На каждый номер мы тратим несколько вечеров. Мы забираемся в пустую аудиторию, сдвигаем столы и разворачиваем на них белоснежный рулон бумаги, перед которым через три дня будет толпиться весь институт. Мы выкладываем перед нашими девчонками кульки с леденцами, печеньем и запираемся, просунув ножку стула в
скобу дверной ручки: до поры до времени никто не должен проникать в наши редакционные тайны.

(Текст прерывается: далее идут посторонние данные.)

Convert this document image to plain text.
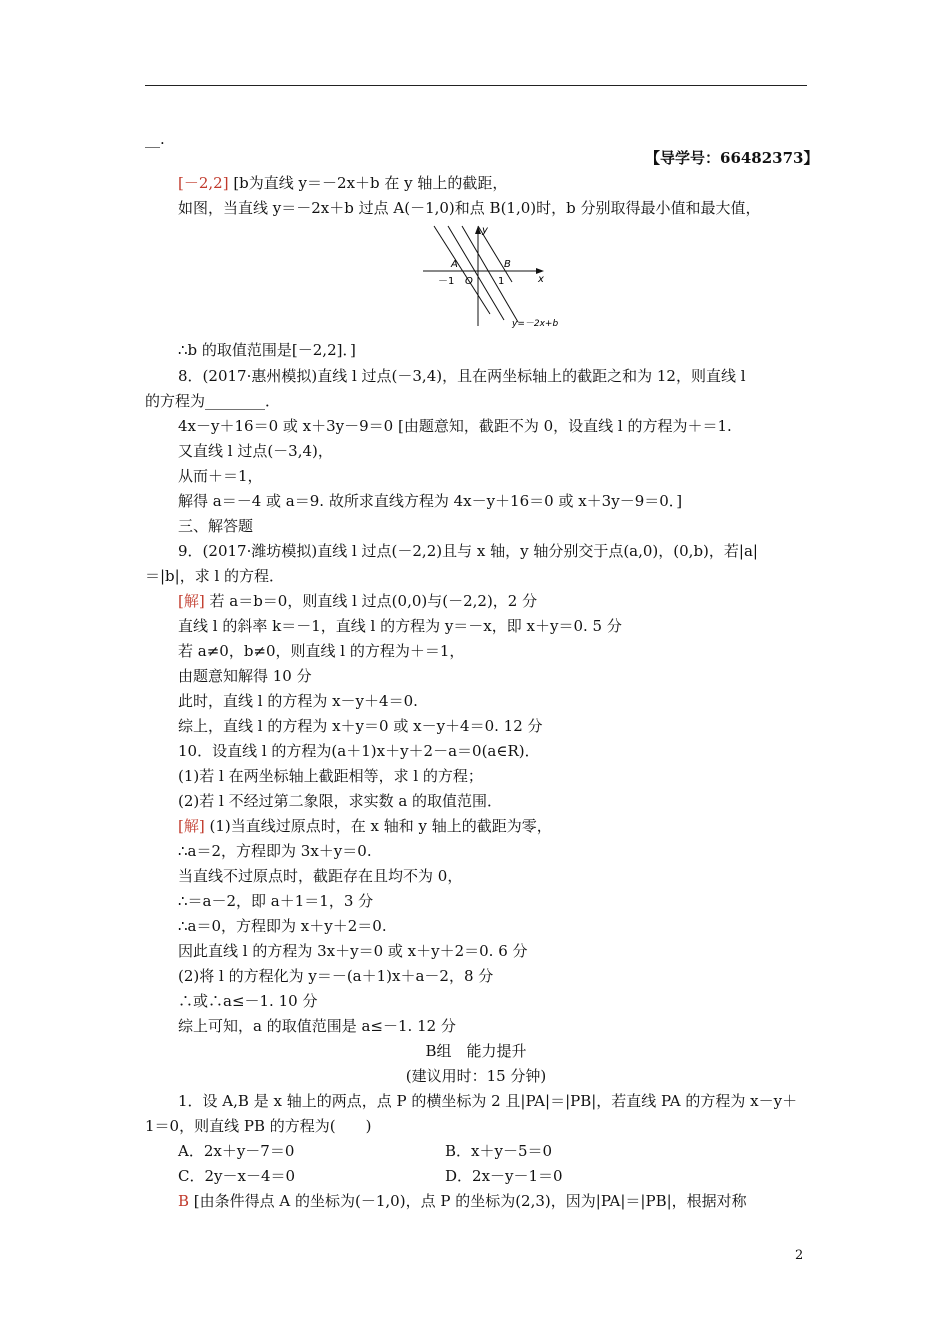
__.
【导学号：66482373】
[－2,2] [b为直线 y＝－2x＋b 在 y 轴上的截距，
如图，当直线 y＝－2x＋b 过点 A(－1,0)和点 B(1,0)时，b 分别取得最小值和最大值，
∴b 的取值范围是[－2,2]．]
8．(2017·惠州模拟)直线 l 过点(－3,4)，且在两坐标轴上的截距之和为 12，则直线 l
的方程为________．
4x－y＋16＝0 或 x＋3y－9＝0 [由题意知，截距不为 0，设直线 l 的方程为＋＝1.
又直线 l 过点(－3,4)，
从而＋＝1，
解得 a＝－4 或 a＝9. 故所求直线方程为 4x－y＋16＝0 或 x＋3y－9＝0．]
三、解答题
9．(2017·潍坊模拟)直线 l 过点(－2,2)且与 x 轴，y 轴分别交于点(a,0)，(0,b)，若|a|
＝|b|，求 l 的方程．
[解] 若 a＝b＝0，则直线 l 过点(0,0)与(－2,2)，2 分
直线 l 的斜率 k＝－1，直线 l 的方程为 y＝－x，即 x＋y＝0. 5 分
若 a≠0，b≠0，则直线 l 的方程为＋＝1，
由题意知解得 10 分
此时，直线 l 的方程为 x－y＋4＝0.
综上，直线 l 的方程为 x＋y＝0 或 x－y＋4＝0. 12 分
10．设直线 l 的方程为(a＋1)x＋y＋2－a＝0(a∈R)．
(1)若 l 在两坐标轴上截距相等，求 l 的方程；
(2)若 l 不经过第二象限，求实数 a 的取值范围．
[解] (1)当直线过原点时，在 x 轴和 y 轴上的截距为零，
∴a＝2，方程即为 3x＋y＝0.
当直线不过原点时，截距存在且均不为 0，
∴＝a－2，即 a＋1＝1，3 分
∴a＝0，方程即为 x＋y＋2＝0.
因此直线 l 的方程为 3x＋y＝0 或 x＋y＋2＝0. 6 分
(2)将 l 的方程化为 y＝－(a＋1)x＋a－2，8 分
∴或∴a≤－1. 10 分
综上可知，a 的取值范围是 a≤－1. 12 分
1．设 A,B 是 x 轴上的两点，点 P 的横坐标为 2 且|PA|＝|PB|，若直线 PA 的方程为 x－y＋
1＝0，则直线 PB 的方程为(　　)
A．2x＋y－7＝0	B．x＋y－5＝0
C．2y－x－4＝0	D．2x－y－1＝0
B [由条件得点 A 的坐标为(－1,0)，点 P 的坐标为(2,3)，因为|PA|＝|PB|，根据对称
B组　能力提升
(建议用时：15 分钟)
y
x
A	B
O
－1	1
y=－2x+b
2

Конечно, есть исключения. К нам пробует вломиться Ситка Коломийцев. Сначала дверь содрогается, как будто в нее ударяют осадные орудия хана Батыя. Потом раздается вежливый стук и нас просит открыть сам декан. Потом — сам директор. Мы не поддаемся: мы узнаем измененный голос того же Сашки Коломийцева. Наконец через замочную скважину он начинает взывать к профессиональный солидарности. Тогда мы уступаем. Мы благородно снисходим к своему сопернику, редактору «Литературной газеты», второй газеты, издающейся на нашем факультете.
Сашка усиленно пытается придать ей академический дух. Он печатает статьи по классическим проблемам филологии. Его газету читают лишь благодаря нашим пародиям и эпиграммам.